No, what if the whole reason I’d felt broken all this time was because I just hadn’t realized that I was going out with the wrong gender?
I shivered again, and this time it didn’t have anything to do with how close she was.
Okay, so that’s not entirely true. It had a lot to do with how close she was. But that sudden realization also had a lot to do with it.
“This here is the hard drive shelf,” she said. “It’s where they store all the hard drives and backup drives that have all the movies we play.”
I looked at the shelf. “There aren’t nearly as many as I would’ve figured,” I said.

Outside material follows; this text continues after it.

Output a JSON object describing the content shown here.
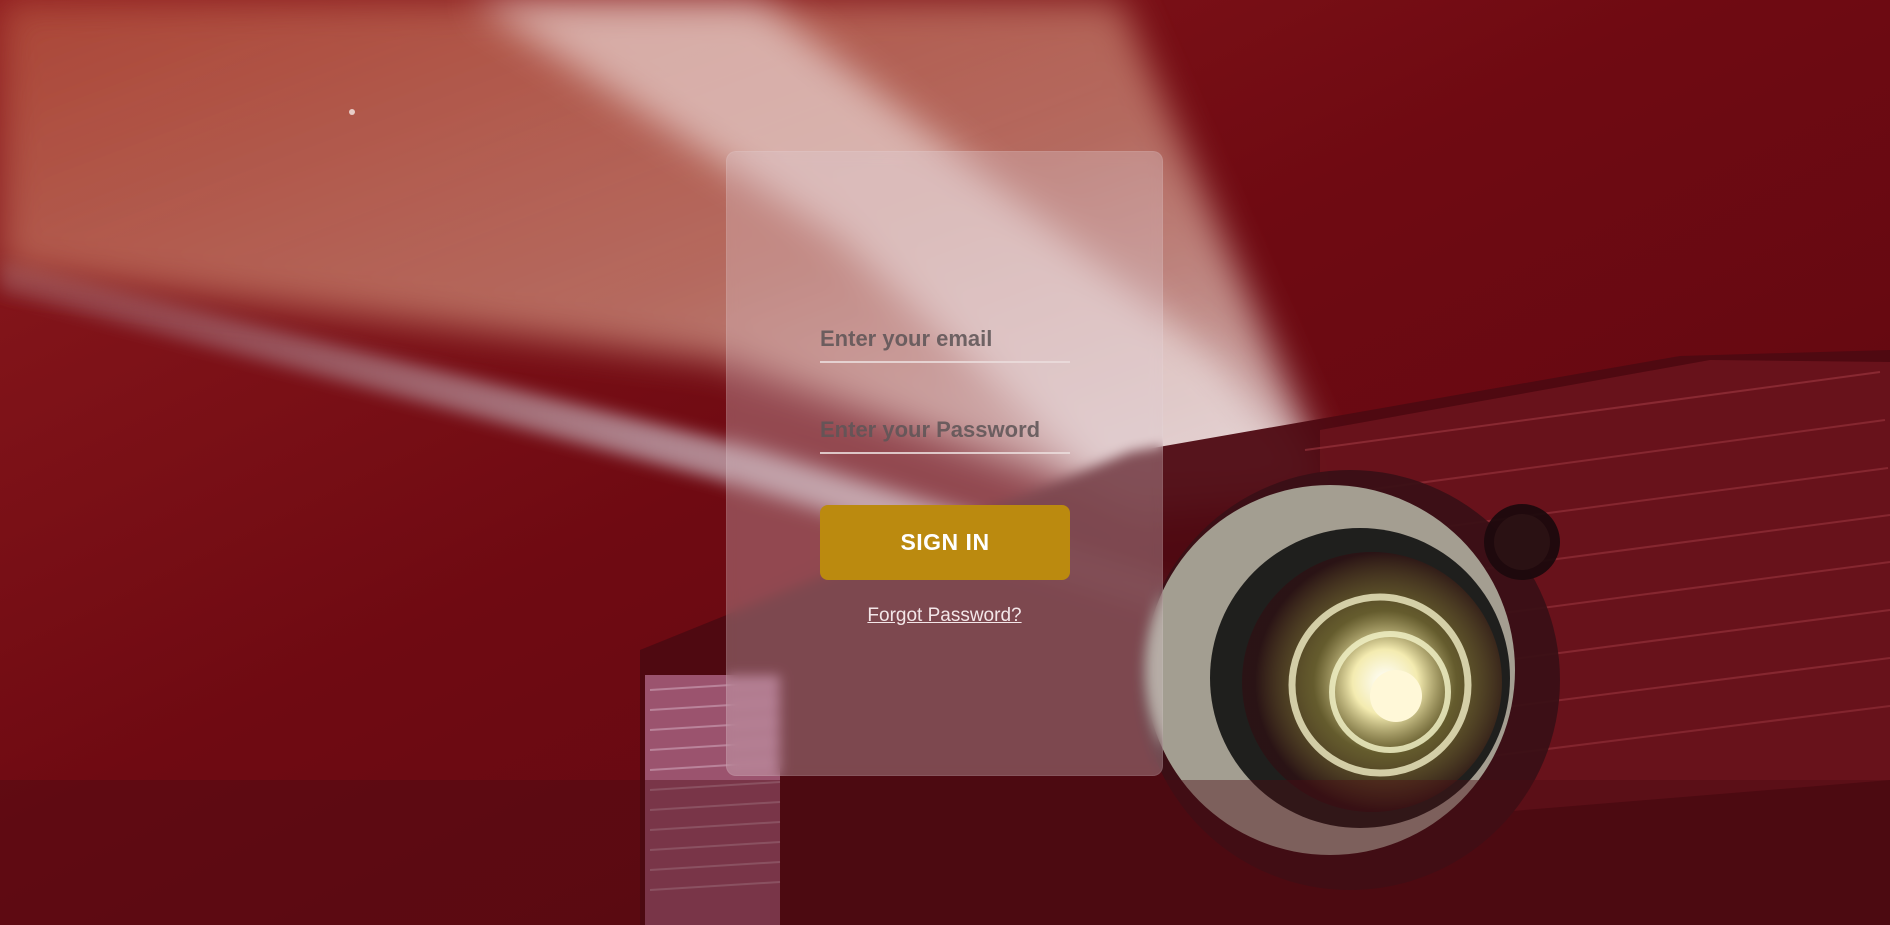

The girl laughed. She reached around me and pulled out one of the small bricks. “Yeah, you’d think it would be something cool out of a sci-fi movie or something. At least that’s the image I got when they told me about this room. It was a little bit of a letdown when I’d finally worked here long enough that they trusted me to come up here and I saw it was boring old USB drives. Not nearly as cyberpunk as I was hoping.”
I turned to her. Arched an eyebrow. “Really? You have to work here for awhile before they trust you to come up here?”
A grin split her face and I felt another one of those shivers running up and down my spine. I could get used to watching this girl smile. She had one of those smiles that made me want to get to know her better, and it was weird wanting to get to know someone better after I’d gone for so long thinking the love portion of my brain was a burned off stump.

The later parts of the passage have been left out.